Sometimes the Seductress is born out of a bad experience. Because of her beauty she might have been molested as a child or a young teenager, or had some other experience that has left her feeling vulnerable and humiliated. Instead of becoming a victim, she becomes a survivor, but it hardens her and makes her distrustful. It also makes her determined that no one will ever take advantage of her again. Such as Scarlett O’Hara in Gone With the Wind. “As God is my witness I’ll never go hungry again.” With that vow she’s grown from the spoiled, playful, flirtatious, tease looking for a husband, to the true Seductress determined to survive no matter who she steps on to do so.

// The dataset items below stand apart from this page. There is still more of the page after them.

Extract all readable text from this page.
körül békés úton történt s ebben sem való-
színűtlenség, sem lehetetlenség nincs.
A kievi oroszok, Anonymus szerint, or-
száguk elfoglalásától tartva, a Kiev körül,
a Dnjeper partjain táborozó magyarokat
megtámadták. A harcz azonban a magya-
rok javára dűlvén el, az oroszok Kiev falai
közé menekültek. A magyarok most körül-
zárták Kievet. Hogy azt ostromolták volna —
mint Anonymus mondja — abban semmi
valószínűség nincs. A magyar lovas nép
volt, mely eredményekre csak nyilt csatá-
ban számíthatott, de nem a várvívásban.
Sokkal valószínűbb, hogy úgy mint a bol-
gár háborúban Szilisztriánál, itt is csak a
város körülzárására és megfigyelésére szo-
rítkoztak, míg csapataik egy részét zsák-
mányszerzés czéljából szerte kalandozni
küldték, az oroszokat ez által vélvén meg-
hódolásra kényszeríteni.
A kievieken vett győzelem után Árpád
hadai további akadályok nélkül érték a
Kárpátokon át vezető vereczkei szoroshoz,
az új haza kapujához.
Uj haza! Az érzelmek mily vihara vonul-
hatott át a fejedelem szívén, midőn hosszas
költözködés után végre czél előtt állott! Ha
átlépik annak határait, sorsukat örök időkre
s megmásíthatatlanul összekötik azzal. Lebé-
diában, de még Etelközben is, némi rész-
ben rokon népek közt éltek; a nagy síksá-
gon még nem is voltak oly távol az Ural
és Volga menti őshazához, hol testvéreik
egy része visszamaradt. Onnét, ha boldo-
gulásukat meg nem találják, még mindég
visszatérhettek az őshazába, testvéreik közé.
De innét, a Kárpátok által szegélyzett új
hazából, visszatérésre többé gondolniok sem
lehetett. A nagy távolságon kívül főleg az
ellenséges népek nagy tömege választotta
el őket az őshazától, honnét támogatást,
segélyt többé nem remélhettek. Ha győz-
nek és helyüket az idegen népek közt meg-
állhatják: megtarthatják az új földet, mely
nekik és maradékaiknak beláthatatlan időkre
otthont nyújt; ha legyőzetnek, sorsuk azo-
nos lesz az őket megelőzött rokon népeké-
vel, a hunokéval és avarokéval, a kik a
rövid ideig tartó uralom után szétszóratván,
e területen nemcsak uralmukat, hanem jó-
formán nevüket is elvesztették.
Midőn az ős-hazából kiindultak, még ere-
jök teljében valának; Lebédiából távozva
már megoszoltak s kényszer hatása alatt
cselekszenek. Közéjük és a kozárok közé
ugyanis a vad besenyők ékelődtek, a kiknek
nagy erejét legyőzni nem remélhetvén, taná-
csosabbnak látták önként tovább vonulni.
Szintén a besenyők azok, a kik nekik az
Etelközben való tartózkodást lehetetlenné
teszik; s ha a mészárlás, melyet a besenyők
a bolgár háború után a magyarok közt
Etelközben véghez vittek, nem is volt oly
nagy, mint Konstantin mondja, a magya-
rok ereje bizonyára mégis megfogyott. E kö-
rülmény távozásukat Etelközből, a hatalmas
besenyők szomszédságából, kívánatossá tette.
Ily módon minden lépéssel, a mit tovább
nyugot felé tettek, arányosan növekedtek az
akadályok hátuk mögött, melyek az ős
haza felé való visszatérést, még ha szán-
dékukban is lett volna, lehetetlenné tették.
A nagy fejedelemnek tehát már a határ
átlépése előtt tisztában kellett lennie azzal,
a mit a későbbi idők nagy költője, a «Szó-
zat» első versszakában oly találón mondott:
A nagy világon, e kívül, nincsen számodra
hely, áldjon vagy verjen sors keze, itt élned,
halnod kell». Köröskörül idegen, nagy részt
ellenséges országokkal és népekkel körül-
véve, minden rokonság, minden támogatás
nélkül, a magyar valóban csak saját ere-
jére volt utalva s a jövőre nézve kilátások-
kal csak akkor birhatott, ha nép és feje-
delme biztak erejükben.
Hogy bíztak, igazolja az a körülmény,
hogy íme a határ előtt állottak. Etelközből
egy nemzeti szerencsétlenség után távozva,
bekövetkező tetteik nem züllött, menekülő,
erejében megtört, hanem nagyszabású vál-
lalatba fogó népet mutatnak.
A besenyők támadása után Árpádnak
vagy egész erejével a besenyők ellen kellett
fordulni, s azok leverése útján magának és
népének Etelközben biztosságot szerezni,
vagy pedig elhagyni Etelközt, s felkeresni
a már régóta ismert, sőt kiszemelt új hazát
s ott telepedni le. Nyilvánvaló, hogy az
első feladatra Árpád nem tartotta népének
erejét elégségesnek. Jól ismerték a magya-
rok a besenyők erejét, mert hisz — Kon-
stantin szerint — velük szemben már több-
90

The Seductress who has discovered her beauty can lead to security, power, and adventure uses her beauty as a weapon to gain it. That first taste of success becomes addictive and she wants more. Her eyes are on the prize: money, position, or fame.
The Seductress is a siren. And the siren can get any man she wants. Perhaps she’s been dirt poor and down on her luck and she’s discovered that a sway in her walk and a soft wispy laugh can wrap a man right around her little finger. And men will compete against one another, fight one another, and stab each other in the back to gain possession of her. Yet, they’ll never possess her because she may give her body, but her heart is well protected behind her defenses and her agenda.
The Seductress can be a kind of anti-heroine if the writer neglects to give her enough likeable characteristics, a touching vulnerability, or a good reason for growing into the such an archetype. She can evolve into too hard edged a character to like. But with penning the right balance she can become softer, and grow into a bigger more likeable character.
In Kathleen Woodiwiss’ book Shanna, her heroine starts out being a spoiled, flirtatious, manipulative, tease very similar to Scarlet in Gone With The Wind. But because she grows a conscience and is finally able to look beyond herself and sincerely care for those around her, she escapes that cliché archetype. Through love she grows more as a character than Scarlet ever does, and she becomes someone the reader can pull for and respect.
Tell me about some of the Seductresses you’ve run across in movies or books-- or in real life. Was she likable? Did she have a good reason for growing into such a character? Let’s discuss it.